Step 4 : Remove gaps from the core alignment
sed 's/-//g' core_alignment.fasta > core_alignment_gapless.fasta
Additional information about the parameters required for the execution of progressiveMauve is provided here.
###Construction of the reference index Once the core alignment has been obtained, it can be used to construct a reference index using Bowtie2. The command for building the index is:
bowtie2-build core_alignment_gapless.fasta core_alignment_gapless
Here, the first parameter is the name of the sequence from which the index has to be constructed. The second parameter is the name of the index.
###Alignment of the reads
The read files can be aligned to the reference index once it has finished being constructed. The command for this is :
bowtie2 core_alignment_gapless read_file.fastq -S alignment_file.sam -a
The input files are the reference index and the read file while the output file is the list of alignments for every read to every genome. The different parameters that can be included for this command are given here.
The abundance estimation process is performed through BitseqVB. Additional information on the usage of Bitseq is provided here.
This process consists of two steps. The first step involves the computation of probabilities for every alignment.
parseAlignment alignment_file.sam -o alignment_info.prob --trSeqFile core_alignment_gapless.fasta --trInfoFile genome_info.tr --uniform --verbose
The alignment file produced in the previous step along with the gapless alignment of the core genomes is used as the input while the .prob file containing the probabilities of every alignment of each read and the .tr file containing the list of the genomes used to build the alignment file are produced as the outputs.

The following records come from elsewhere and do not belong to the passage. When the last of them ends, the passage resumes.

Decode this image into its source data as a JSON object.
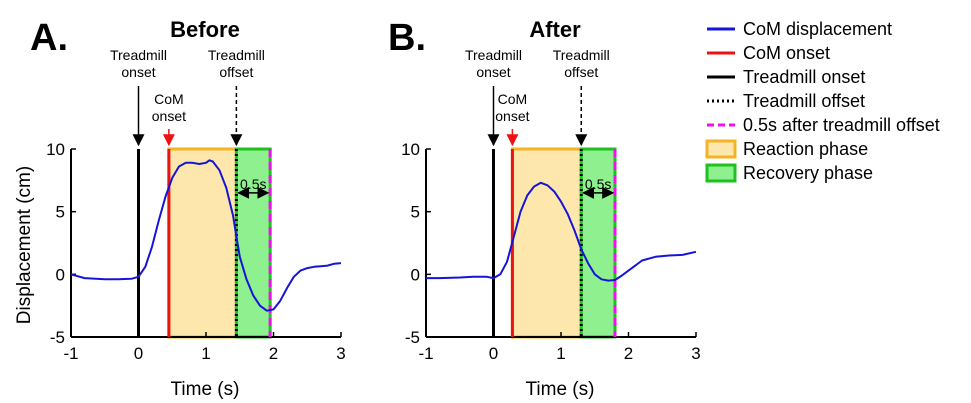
{
  "colors": {
    "com_line": "#1515d8",
    "com_onset": "#ee1111",
    "treadmill_onset": "#000000",
    "treadmill_offset": "#000000",
    "after_offset": "#ee11ee",
    "reaction_fill": "#fde7ad",
    "reaction_edge": "#f5b324",
    "recovery_fill": "#8ef08e",
    "recovery_edge": "#1fc01f"
  },
  "legend": {
    "items": [
      {
        "label": "CoM displacement",
        "style": "solid",
        "color": "#1515d8",
        "kind": "line"
      },
      {
        "label": "CoM onset",
        "style": "solid",
        "color": "#ee1111",
        "kind": "line"
      },
      {
        "label": "Treadmill onset",
        "style": "solid",
        "color": "#000000",
        "kind": "line"
      },
      {
        "label": "Treadmill offset",
        "style": "dotted",
        "color": "#000000",
        "kind": "line"
      },
      {
        "label": "0.5s after treadmill offset",
        "style": "dashed",
        "color": "#ee11ee",
        "kind": "line"
      },
      {
        "label": "Reaction phase",
        "color": "#fde7ad",
        "edge": "#f5b324",
        "kind": "box"
      },
      {
        "label": "Recovery phase",
        "color": "#8ef08e",
        "edge": "#1fc01f",
        "kind": "box"
      }
    ]
  },
  "chart_data": [
    {
      "type": "line",
      "panel_label": "A.",
      "title": "Before",
      "xlabel": "Time (s)",
      "ylabel": "Displacement (cm)",
      "xlim": [
        -1,
        3
      ],
      "ylim": [
        -5,
        10
      ],
      "xticks": [
        -1,
        0,
        1,
        2,
        3
      ],
      "yticks": [
        -5,
        0,
        5,
        10
      ],
      "treadmill_onset": 0,
      "com_onset": 0.45,
      "treadmill_offset": 1.45,
      "after_offset": 1.95,
      "annotations": {
        "treadmill_onset": "Treadmill\nonset",
        "com_onset": "CoM\nonset",
        "treadmill_offset": "Treadmill\noffset",
        "interval": "0.5s"
      },
      "series": [
        {
          "x": [
            -1,
            -0.8,
            -0.5,
            -0.3,
            -0.1,
            0,
            0.1,
            0.2,
            0.3,
            0.4,
            0.5,
            0.6,
            0.7,
            0.8,
            0.9,
            1.0,
            1.05,
            1.1,
            1.2,
            1.3,
            1.4,
            1.45,
            1.5,
            1.6,
            1.7,
            1.8,
            1.9,
            2.0,
            2.1,
            2.2,
            2.3,
            2.4,
            2.5,
            2.6,
            2.7,
            2.8,
            2.9,
            3.0
          ],
          "y": [
            0,
            -0.3,
            -0.4,
            -0.4,
            -0.35,
            -0.2,
            0.6,
            2.2,
            4.3,
            6.2,
            7.7,
            8.6,
            8.9,
            8.9,
            8.8,
            8.9,
            9.1,
            9.0,
            8.3,
            6.9,
            4.7,
            3.0,
            1.4,
            -0.4,
            -1.7,
            -2.5,
            -2.9,
            -2.8,
            -2.1,
            -1.1,
            -0.2,
            0.3,
            0.5,
            0.6,
            0.65,
            0.7,
            0.85,
            0.9
          ]
        }
      ]
    },
    {
      "type": "line",
      "panel_label": "B.",
      "title": "After",
      "xlabel": "Time (s)",
      "ylabel": "",
      "xlim": [
        -1,
        3
      ],
      "ylim": [
        -5,
        10
      ],
      "xticks": [
        -1,
        0,
        1,
        2,
        3
      ],
      "yticks": [
        -5,
        0,
        5,
        10
      ],
      "treadmill_onset": 0,
      "com_onset": 0.28,
      "treadmill_offset": 1.3,
      "after_offset": 1.8,
      "annotations": {
        "treadmill_onset": "Treadmill\nonset",
        "com_onset": "CoM\nonset",
        "treadmill_offset": "Treadmill\noffset",
        "interval": "0.5s"
      },
      "series": [
        {
          "x": [
            -1,
            -0.8,
            -0.5,
            -0.3,
            -0.1,
            0,
            0.1,
            0.2,
            0.3,
            0.4,
            0.5,
            0.6,
            0.7,
            0.8,
            0.9,
            1.0,
            1.1,
            1.2,
            1.3,
            1.4,
            1.5,
            1.6,
            1.7,
            1.8,
            1.9,
            2.0,
            2.1,
            2.2,
            2.4,
            2.6,
            2.8,
            3.0
          ],
          "y": [
            -0.3,
            -0.3,
            -0.25,
            -0.2,
            -0.2,
            -0.3,
            0.0,
            1.0,
            3.0,
            5.0,
            6.3,
            7.0,
            7.3,
            7.1,
            6.6,
            5.8,
            4.8,
            3.5,
            2.0,
            0.9,
            0.0,
            -0.4,
            -0.5,
            -0.45,
            -0.1,
            0.3,
            0.7,
            1.1,
            1.4,
            1.5,
            1.55,
            1.8
          ]
        }
      ]
    }
  ]
}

The second step estimates the relative transcript expression using a VB algorithm with the .prob file taken as the input.
estimateVBExpression -o abundance alignment_info.prob -t genome_info.tr
The sampler produces the file abundance.m_alphas which contains three columns. The first one corresponds to the estimated relative transcript expression levels (mean theta). The next two columns contain the parameters of the marginal Beta distribution describing the estimated distribution per transcript (alpha, beta). The resulting file will contains M lines, one for each transcript.